Comme le président de la République l'a dit, Madame Leboucher, l'accord avec le Mercosur n'est pas acceptable en l'état. Sa ratification est soumise à trois conditions, qui nécessitent donc qu'un nouveau travail ait lieu : l'inclusion dans le traité de l'accord de Paris sur le climat ; le règlement sur la déforestation – on ne peut pas continuer à déforester massivement le poumon de notre planète qu'est l'Amazonie et à faire de la culture intensive de canne à sucre ou de l'élevage sur des terres gagnées sur la forêt – ; le respect des normes sanitaires et environnementales européennes – il est hors de question que l'on puisse importer de la viande brésilienne ou d'autres pays du Mercosur qui ne respecteraient pas nos normes.
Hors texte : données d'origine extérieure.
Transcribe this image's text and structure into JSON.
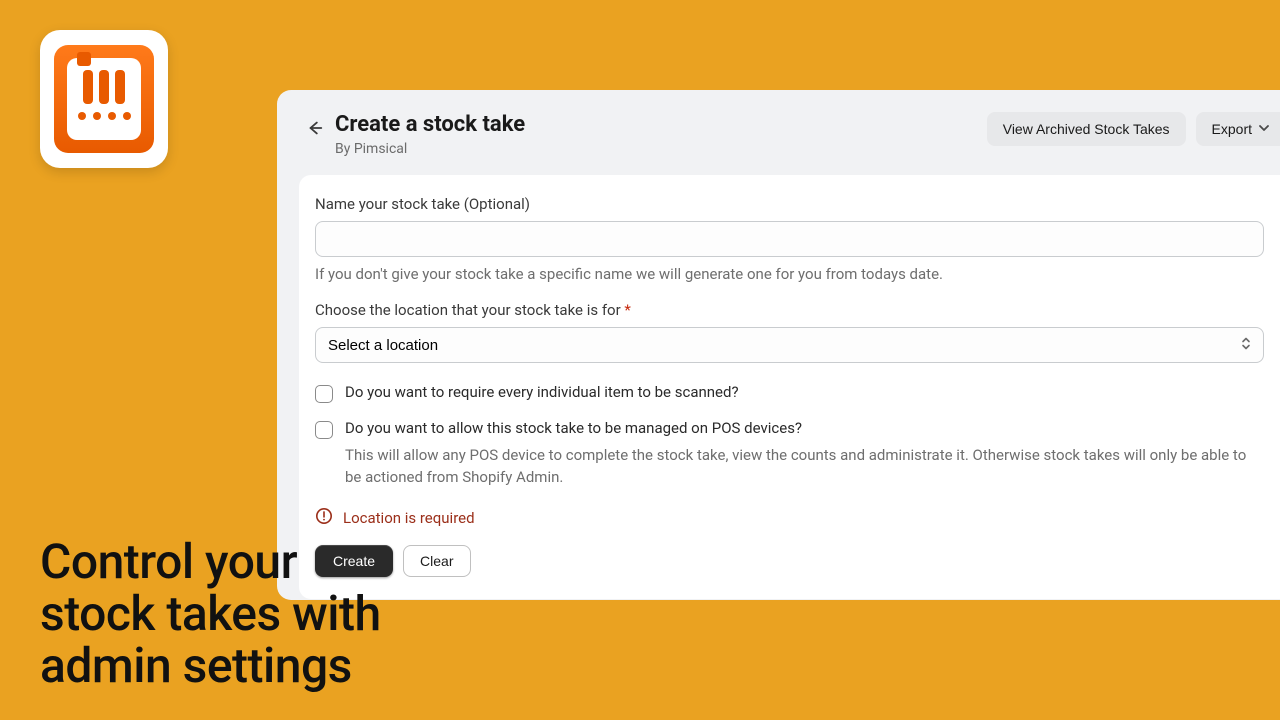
{
  "header": {
    "title": "Create a stock take",
    "byline": "By Pimsical",
    "view_archived_label": "View Archived Stock Takes",
    "export_label": "Export"
  },
  "form": {
    "name_label": "Name your stock take (Optional)",
    "name_value": "",
    "name_help": "If you don't give your stock take a specific name we will generate one for you from todays date.",
    "location_label": "Choose the location that your stock take is for ",
    "location_required_mark": "*",
    "location_placeholder": "Select a location",
    "scan_label": "Do you want to require every individual item to be scanned?",
    "pos_label": "Do you want to allow this stock take to be managed on POS devices?",
    "pos_desc": "This will allow any POS device to complete the stock take, view the counts and administrate it. Otherwise stock takes will only be able to be actioned from Shopify Admin.",
    "error_text": "Location is required",
    "create_label": "Create",
    "clear_label": "Clear"
  },
  "hero": {
    "line1": "Control your",
    "line2": "stock takes with",
    "line3": "admin settings"
  }
}
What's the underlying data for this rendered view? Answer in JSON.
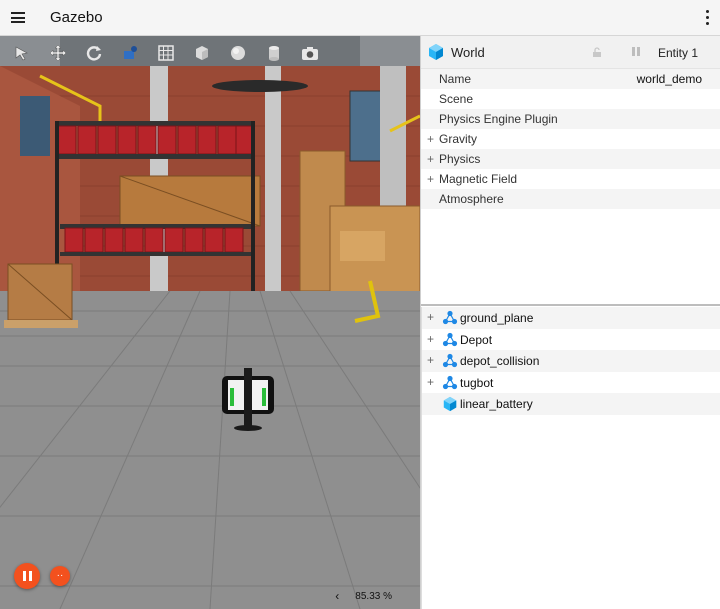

La question de la scission de l'accord devra être débattue au niveau européen mais je vais vous donner mon sentiment : il ne s'agit pas simplement d'un accord commercial, c'est aussi un accord de partenariat global, qui est un peu différent des accords avec le Mexique ou le Chili. Il me semble donc difficile de scinder un tel accord.

L'accord avec le Mexique me paraît un bon accord, qui peut être bénéfique pour la France. Nous avons notamment parlé de l'enjeu que représentent les matières premières, comme le spath fluor et le lithium. Il faut néanmoins que les clauses de revoyure intègrent les mêmes exigences que celles prévues dans l'accord conclu avec la Nouvelle-Zélande, qui préfigure les accords de libre-échange de nouvelle génération, lesquels intègrent l'accord de Paris et les règles de l'Organisation internationale du travail. Je sais que je ne vous convaincrai pas si vous êtes par principe contre les accords de libre-échange mais l'accord de nouvelle génération conclu avec la Nouvelle-Zélande contient beaucoup d'éléments positifs.

Je rappelle aussi que nous avons transféré démocratiquement, lors du référendum sur le traité de Maastricht, la compétence commerciale à l'Union européenne, selon des règles très claires. Le Parlement européen, qui est élu démocratiquement, valide les accords et nous sommes associés aux négociations, en tant qu'État, au niveau du conseil des ministres. Je suis tout à fait prêt à revenir devant vous pour vous informer au fur et à mesure.

En réponse à madame Pompili, je confirme que la France a décidé de sortir du traité sur la charte de l'énergie. Nous souhaitons, idéalement, une sortie coordonnée avec d'autres partenaires européens. En même temps, nous ne voulons pas interdire aux pays qui décident de rester dans ce traité de le faire évoluer. Les amendements proposés ne nous satisfont pas car nous pensons qu'il faut mettre la barre encore plus haut et c'est la raison pour laquelle nous nous retirons du traité. Néanmoins, nous sommes prêts à accepter l'adoption d'amendements. Ce n'est pas faire preuve de schizophrénie : simplement, ces amendements ne nous concerneront pas.